One is that the this approach does not address the ultimate question which is making good predictions: if the data does not fit the model, this approach has nothing to offer (it does not make sense to apply a statistical test if the assumptions are not valid).
The other problem is that as data become more complex, data models become more cumbersome. Then why bother? With complex models we lose the advantage of easy interpretability, not talking about the computational complexity of fitting such models.
The increased interest in Bayesian modeling with Markov Chain Monte Carlo is viewed as the response of the statistical community to this problem. True enough, this approach might be able to scale to complex data, but does this address the first issue? Are not there computationally cheaper alternatives that can achieve the same prediction power?
He characterizes the machine learning approach, as the pragmatic approach: You have to solve a prediction problem, hence take it seriously: Estimate the prediction error and choose the algorithm that gives a predictor with the better accuracy (but let's not forget about data snooping!).
But the paper offers more. Amongst other things it identifies three important recent lessons:
- The multiplicity of good models: If you have many variables, there can be many models of similar prediction accuracy. Use them all by combining their predictions instead of just picking one. This should increase accuracy, reduce instability (sensitivity to perturbations of the data).
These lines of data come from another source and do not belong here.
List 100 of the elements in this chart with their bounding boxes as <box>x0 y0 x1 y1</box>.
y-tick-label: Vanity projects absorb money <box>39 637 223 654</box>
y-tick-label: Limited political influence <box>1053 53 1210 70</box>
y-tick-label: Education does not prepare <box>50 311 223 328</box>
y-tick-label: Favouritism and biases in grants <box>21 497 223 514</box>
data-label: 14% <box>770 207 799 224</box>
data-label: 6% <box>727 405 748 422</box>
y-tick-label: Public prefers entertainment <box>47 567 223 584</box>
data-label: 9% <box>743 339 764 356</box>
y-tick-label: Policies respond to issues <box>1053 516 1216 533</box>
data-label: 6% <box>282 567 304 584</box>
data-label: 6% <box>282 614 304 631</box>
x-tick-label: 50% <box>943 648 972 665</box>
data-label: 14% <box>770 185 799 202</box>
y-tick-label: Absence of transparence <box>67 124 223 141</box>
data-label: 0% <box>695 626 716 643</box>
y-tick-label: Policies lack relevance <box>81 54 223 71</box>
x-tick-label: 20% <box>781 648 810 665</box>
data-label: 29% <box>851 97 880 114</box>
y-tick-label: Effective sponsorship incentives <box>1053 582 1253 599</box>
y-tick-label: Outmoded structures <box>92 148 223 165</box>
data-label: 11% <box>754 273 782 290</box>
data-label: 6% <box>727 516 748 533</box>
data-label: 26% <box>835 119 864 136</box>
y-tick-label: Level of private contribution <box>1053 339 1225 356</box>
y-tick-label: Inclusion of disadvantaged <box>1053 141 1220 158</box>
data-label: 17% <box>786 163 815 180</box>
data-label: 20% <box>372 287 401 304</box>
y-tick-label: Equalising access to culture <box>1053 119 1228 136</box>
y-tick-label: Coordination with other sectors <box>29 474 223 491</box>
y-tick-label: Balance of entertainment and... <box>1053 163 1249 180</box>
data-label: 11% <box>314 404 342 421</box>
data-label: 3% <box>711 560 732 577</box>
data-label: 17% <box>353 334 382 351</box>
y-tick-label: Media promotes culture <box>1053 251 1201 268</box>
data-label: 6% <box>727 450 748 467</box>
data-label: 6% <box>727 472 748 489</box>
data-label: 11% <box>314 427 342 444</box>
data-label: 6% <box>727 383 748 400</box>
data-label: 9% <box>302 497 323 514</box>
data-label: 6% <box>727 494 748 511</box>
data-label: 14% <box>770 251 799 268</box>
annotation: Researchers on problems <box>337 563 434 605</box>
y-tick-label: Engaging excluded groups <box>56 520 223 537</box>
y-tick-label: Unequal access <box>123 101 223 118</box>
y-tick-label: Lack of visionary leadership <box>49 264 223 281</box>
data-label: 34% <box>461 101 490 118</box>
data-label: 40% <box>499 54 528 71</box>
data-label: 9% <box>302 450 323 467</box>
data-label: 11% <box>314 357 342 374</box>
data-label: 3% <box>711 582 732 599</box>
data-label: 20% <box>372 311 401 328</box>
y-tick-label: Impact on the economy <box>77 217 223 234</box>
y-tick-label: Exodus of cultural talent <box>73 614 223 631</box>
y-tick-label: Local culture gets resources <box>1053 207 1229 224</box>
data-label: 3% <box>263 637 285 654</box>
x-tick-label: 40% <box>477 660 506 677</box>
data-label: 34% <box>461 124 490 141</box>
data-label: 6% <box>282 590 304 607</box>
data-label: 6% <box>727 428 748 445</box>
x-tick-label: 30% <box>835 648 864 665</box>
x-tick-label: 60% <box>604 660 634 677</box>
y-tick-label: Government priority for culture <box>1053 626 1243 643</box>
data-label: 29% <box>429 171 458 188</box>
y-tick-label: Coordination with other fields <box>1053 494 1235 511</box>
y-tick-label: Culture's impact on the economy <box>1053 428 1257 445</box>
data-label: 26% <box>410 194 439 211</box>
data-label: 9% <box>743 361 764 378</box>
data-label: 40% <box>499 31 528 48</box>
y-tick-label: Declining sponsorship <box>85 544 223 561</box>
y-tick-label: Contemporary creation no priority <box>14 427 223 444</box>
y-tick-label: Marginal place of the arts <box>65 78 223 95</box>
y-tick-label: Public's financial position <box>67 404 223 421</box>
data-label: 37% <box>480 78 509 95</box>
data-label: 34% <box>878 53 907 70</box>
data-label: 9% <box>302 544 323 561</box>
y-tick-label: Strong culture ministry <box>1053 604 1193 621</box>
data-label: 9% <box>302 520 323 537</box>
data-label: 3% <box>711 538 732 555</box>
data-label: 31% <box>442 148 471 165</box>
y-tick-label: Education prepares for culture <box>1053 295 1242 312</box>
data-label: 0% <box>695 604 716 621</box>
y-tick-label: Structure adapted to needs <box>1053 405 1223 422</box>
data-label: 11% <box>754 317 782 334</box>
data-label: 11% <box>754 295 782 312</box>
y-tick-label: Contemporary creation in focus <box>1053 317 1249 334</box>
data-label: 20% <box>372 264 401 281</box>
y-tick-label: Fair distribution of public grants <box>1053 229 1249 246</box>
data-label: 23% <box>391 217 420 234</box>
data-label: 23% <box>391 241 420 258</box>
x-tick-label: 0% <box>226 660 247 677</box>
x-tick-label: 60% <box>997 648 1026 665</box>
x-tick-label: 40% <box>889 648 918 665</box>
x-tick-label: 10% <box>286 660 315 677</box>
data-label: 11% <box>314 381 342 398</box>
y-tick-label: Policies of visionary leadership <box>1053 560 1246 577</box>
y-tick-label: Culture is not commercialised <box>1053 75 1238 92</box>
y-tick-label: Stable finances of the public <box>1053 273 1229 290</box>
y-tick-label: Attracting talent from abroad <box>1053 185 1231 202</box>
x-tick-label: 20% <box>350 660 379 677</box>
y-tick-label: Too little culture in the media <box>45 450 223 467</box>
Boosting, bagging, aggregation using exponential weights are relevant recent popular buzzwords.
- The Occam dilemma: Occam's razor tells you to choose the simplest predictor. Aggregated predictors don't look particularly simple. But aggregation seems to be the right choice otherwise. I would think that Occam's razor tells you only that you should have a prior preference to simple functions. I think this is rather well understood by now.
- Bellman: dimensionality -- curse or blessing: Many features are not bad per se. If your algorithm is prepared to deal with the high-dimensional inputs (SVMs, regularization, random forests are mentioned) then extracting many features can boost accuracy considerably.